"There's a Place: Angeleno" part six

part six

The summer of 70 found us still loosely banded together. Some of us were busy with work and others were dearly devoted to their girlfriends, but several times a week we seemed to make our way back to our favorite stretch of asphalt.




On the afternoon of July 1st the day of the draft lottery several of us came together on Angeleno and solemnly gathered in Paul’s front yard to await our fate together. Some of us had gotten together the previous July to celebrate Neil Armstrong’s walk on the moon. It was a great moment in history, but actually more of an excuse to party and party we did! “One small step for man, One giant party for Angeleno!

This time was very different. Our future was in the hands of  Uncle Sam and we were about to find out which of us might soon be Viet Nam bound. It was definitely a nerve racking afternoon, even the cold Buds we shared did little to ease our anxiety.


Deciding our Fate

In the mid afternoon Selective Service Officials began spinning two large drums, one filled with 365 plastic capsules containing slips of paper imprinted with every birthday of the year and the other filled with capsules containing the numbers 1 – 365. One hour later they began drawing, first a birth date then a number. It was a tediously slow process. I was one of the lucky ones, there was no Viet Nam in my future. My birthday drew number 295, my friend Steve was 294. We were officially out of the draft. Some of the other guys were less fortunate, Art, Nosey, Pete and Ernie all had low numbers and were drafted. Of the four Pete was the only one who went to Nam. Thank God he survived his ordeal.

Once the guys were drafted, things around Angeleno really quieted down, it just wasn’t the same without them. We still hung around now and then and on some occasions it almost felt like it had back in the day, but truth be told, it was never like it used to be and never would be again.

Even after over forty years, I sometimes cruise Angeleno just for old times sake. Funny, both Smith families still live there and the street and houses pretty much looks the same, but Angeleno has changed. You can feel it. The spirit, magic and laughter that made Angeleno our special place for so long is gone and now lives on only in our memories.



Angeleno & Third

When I drive down Angeleno it all comes back to me in a blinding blur and seems as real as life itself! The sights, sounds and adventures that were Angeleno. Bob’s VW tooling down the road with that sweet sounding, tuned, Empi exhaust, we could always tell when Bob was coming. Jerry Smith pulling a wheelie on his bike and riding damn near all the way down the street on one wheel. Paul’s white Ford panel truck parked up on the lawn, every door open, his stereo blaring, a little Hendrix or Quicksilver Messanger Service. All of our cars parked on either side of the street all clean and polished ready to roll!  All of us there together, an extended family, our band of brothers.  

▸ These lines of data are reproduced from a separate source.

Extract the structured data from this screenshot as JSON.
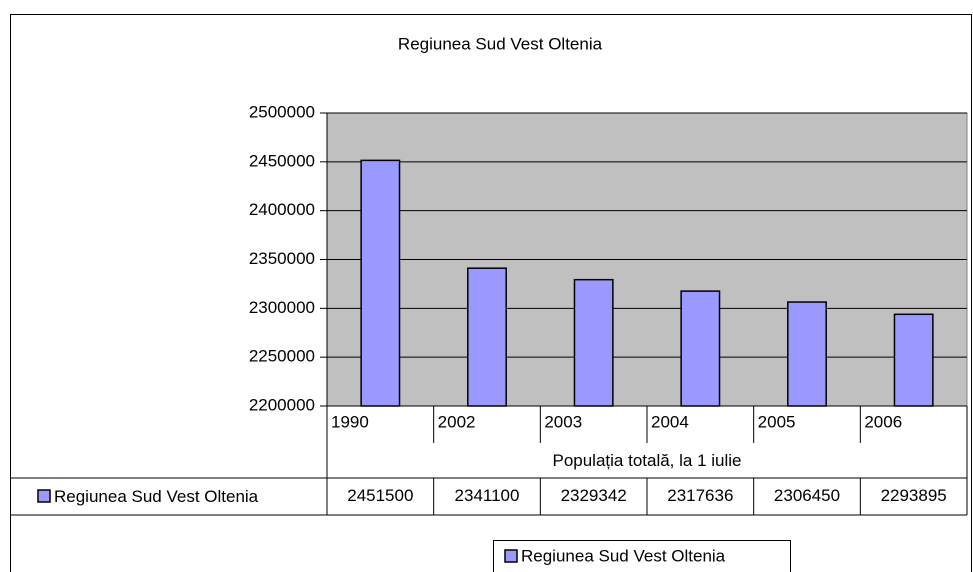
{
  "chart_data": {
    "type": "bar",
    "title": "Regiunea Sud Vest Oltenia",
    "x_label": "Populația totală, la 1 iulie",
    "categories": [
      "1990",
      "2002",
      "2003",
      "2004",
      "2005",
      "2006"
    ],
    "series": [
      {
        "name": "Regiunea Sud Vest Oltenia",
        "color": "#9999ff",
        "values": [
          2451500,
          2341100,
          2329342,
          2317636,
          2306450,
          2293895
        ]
      }
    ],
    "ylim": [
      2200000,
      2500000
    ],
    "yticks": [
      2200000,
      2250000,
      2300000,
      2350000,
      2400000,
      2450000,
      2500000
    ],
    "grid": true,
    "legend": "bottom"
  }
}
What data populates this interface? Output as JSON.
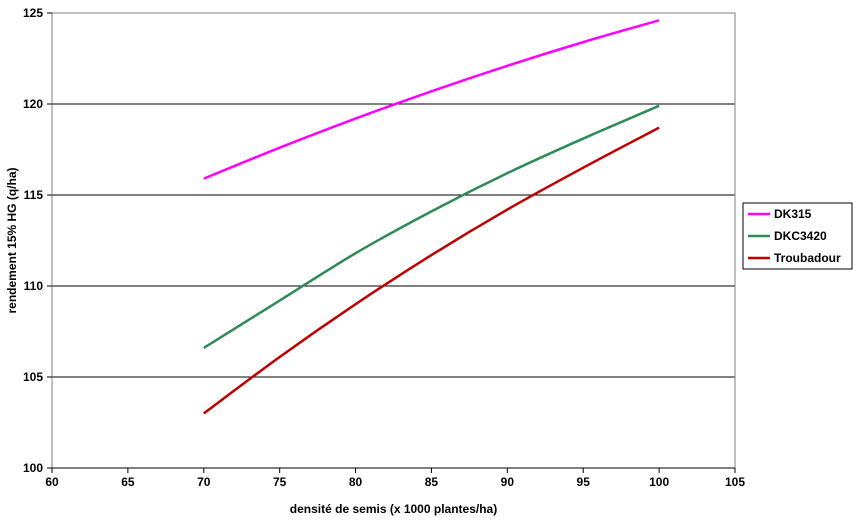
{
  "chart_data": {
    "type": "line",
    "title": "",
    "xlabel": "densité de semis (x 1000 plantes/ha)",
    "ylabel": "rendement 15% HG (q/ha)",
    "xlim": [
      60,
      105
    ],
    "ylim": [
      100,
      125
    ],
    "xticks": [
      60,
      65,
      70,
      75,
      80,
      85,
      90,
      95,
      100,
      105
    ],
    "yticks": [
      100,
      105,
      110,
      115,
      120,
      125
    ],
    "grid": "horizontal",
    "legend_position": "right",
    "series": [
      {
        "name": "DK315",
        "color": "#ff00ff",
        "x": [
          70,
          75,
          80,
          85,
          90,
          95,
          100
        ],
        "y": [
          115.9,
          117.6,
          119.2,
          120.7,
          122.1,
          123.4,
          124.6
        ]
      },
      {
        "name": "DKC3420",
        "color": "#2e8b57",
        "x": [
          70,
          75,
          80,
          85,
          90,
          95,
          100
        ],
        "y": [
          106.6,
          109.2,
          111.8,
          114.1,
          116.2,
          118.1,
          119.9
        ]
      },
      {
        "name": "Troubadour",
        "color": "#c00000",
        "x": [
          70,
          75,
          80,
          85,
          90,
          95,
          100
        ],
        "y": [
          103.0,
          106.1,
          109.0,
          111.7,
          114.2,
          116.5,
          118.7
        ]
      }
    ]
  }
}
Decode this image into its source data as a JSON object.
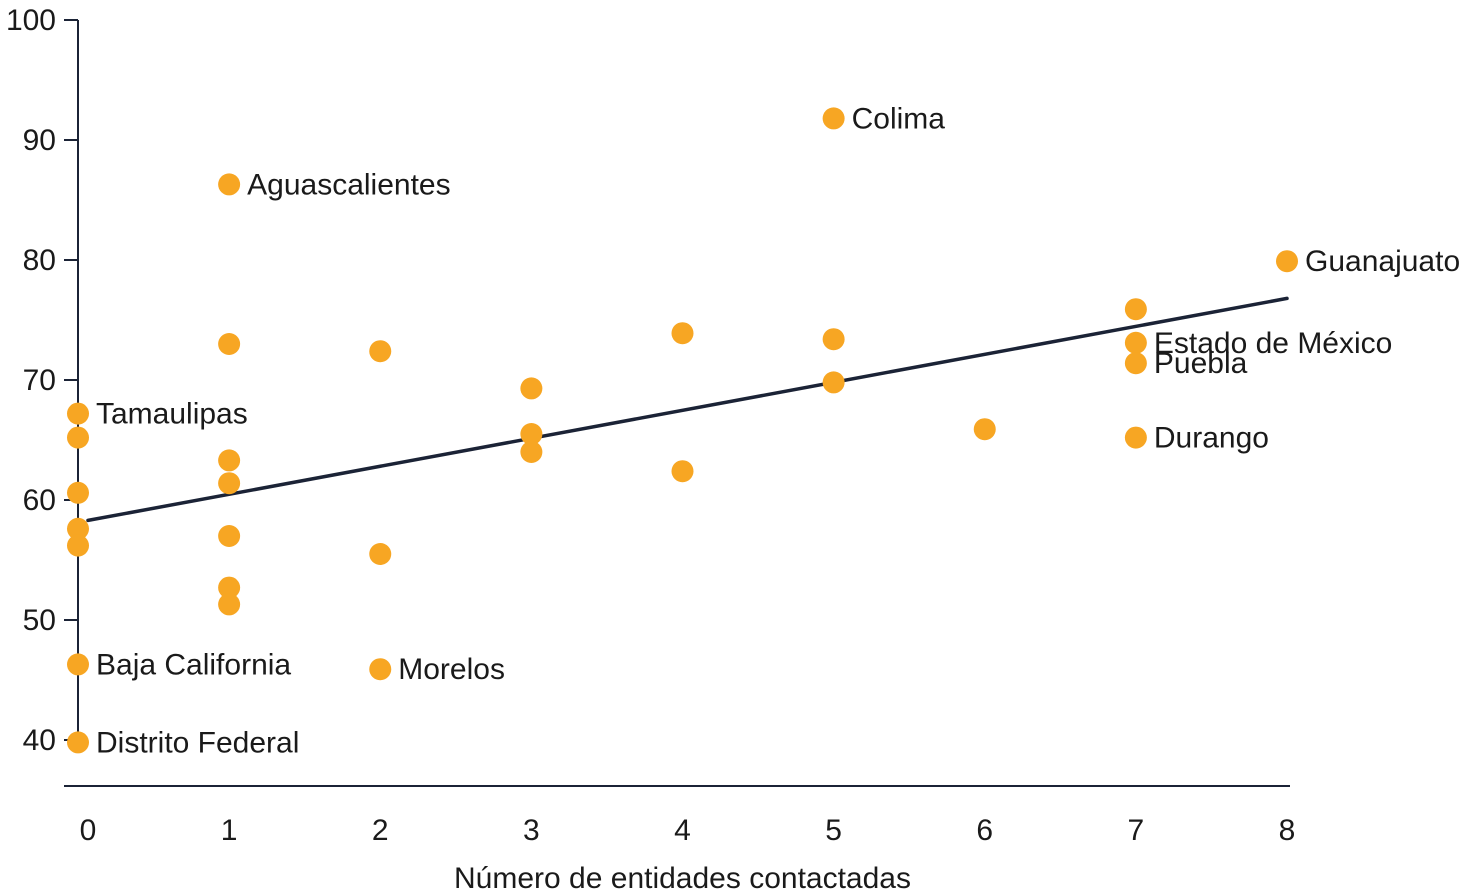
{
  "colors": {
    "point": "#F7A623",
    "trend": "#1B2336",
    "axis": "#1B2336"
  },
  "chart_data": {
    "type": "scatter",
    "xlabel": "Número de entidades contactadas",
    "ylabel": "",
    "xlim": [
      0,
      8
    ],
    "ylim": [
      40,
      100
    ],
    "x_ticks": [
      "0",
      "1",
      "2",
      "3",
      "4",
      "5",
      "6",
      "7",
      "8"
    ],
    "y_ticks": [
      "100",
      "90",
      "80",
      "70",
      "60",
      "50",
      "40"
    ],
    "grid": false,
    "points": [
      {
        "x": 0,
        "y": 67.2,
        "label": "Tamaulipas"
      },
      {
        "x": 0,
        "y": 65.2,
        "label": ""
      },
      {
        "x": 0,
        "y": 60.6,
        "label": ""
      },
      {
        "x": 0,
        "y": 57.6,
        "label": ""
      },
      {
        "x": 0,
        "y": 56.2,
        "label": ""
      },
      {
        "x": 0,
        "y": 46.3,
        "label": "Baja California"
      },
      {
        "x": 0,
        "y": 39.8,
        "label": "Distrito Federal"
      },
      {
        "x": 1,
        "y": 86.3,
        "label": "Aguascalientes"
      },
      {
        "x": 1,
        "y": 73.0,
        "label": ""
      },
      {
        "x": 1,
        "y": 63.3,
        "label": ""
      },
      {
        "x": 1,
        "y": 61.4,
        "label": ""
      },
      {
        "x": 1,
        "y": 57.0,
        "label": ""
      },
      {
        "x": 1,
        "y": 52.7,
        "label": ""
      },
      {
        "x": 1,
        "y": 51.3,
        "label": ""
      },
      {
        "x": 2,
        "y": 72.4,
        "label": ""
      },
      {
        "x": 2,
        "y": 55.5,
        "label": ""
      },
      {
        "x": 2,
        "y": 45.9,
        "label": "Morelos"
      },
      {
        "x": 3,
        "y": 69.3,
        "label": ""
      },
      {
        "x": 3,
        "y": 65.5,
        "label": ""
      },
      {
        "x": 3,
        "y": 64.0,
        "label": ""
      },
      {
        "x": 4,
        "y": 73.9,
        "label": ""
      },
      {
        "x": 4,
        "y": 62.4,
        "label": ""
      },
      {
        "x": 5,
        "y": 91.8,
        "label": "Colima"
      },
      {
        "x": 5,
        "y": 73.4,
        "label": ""
      },
      {
        "x": 5,
        "y": 69.8,
        "label": ""
      },
      {
        "x": 6,
        "y": 65.9,
        "label": ""
      },
      {
        "x": 7,
        "y": 75.9,
        "label": ""
      },
      {
        "x": 7,
        "y": 73.1,
        "label": "Estado de México"
      },
      {
        "x": 7,
        "y": 71.4,
        "label": "Puebla"
      },
      {
        "x": 7,
        "y": 65.2,
        "label": "Durango"
      },
      {
        "x": 8,
        "y": 79.9,
        "label": "Guanajuato"
      }
    ],
    "trendline": {
      "x0": 0,
      "y0": 58.3,
      "x1": 8,
      "y1": 76.8
    }
  }
}
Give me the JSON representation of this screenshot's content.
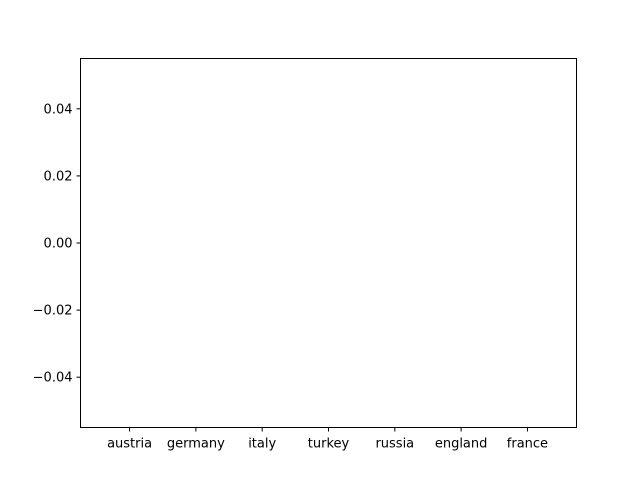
{
  "chart_data": {
    "type": "bar",
    "categories": [
      "austria",
      "germany",
      "italy",
      "turkey",
      "russia",
      "england",
      "france"
    ],
    "values": [
      0,
      0,
      0,
      0,
      0,
      0,
      0
    ],
    "yticks": [
      "0.04",
      "0.02",
      "0.00",
      "−0.02",
      "−0.04"
    ],
    "ytick_values": [
      0.04,
      0.02,
      0.0,
      -0.02,
      -0.04
    ],
    "ylim": [
      -0.055,
      0.055
    ],
    "grid": false,
    "title": "",
    "xlabel": "",
    "ylabel": "",
    "colors": {
      "axes": "#000000",
      "bar": "#1f77b4",
      "background": "#ffffff"
    }
  }
}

I thank God that I got to be a part of it all. Angeleno and all that happened there are a vital part of me, a part of who I am. Angeleno was about kinship and relationships, the place where friendship endured.

Whenever I drive down that particular stretch of asphalt I can’t help but remember the good time we had having good times.  I will never forget Angeleno, never. She will always be a part of me.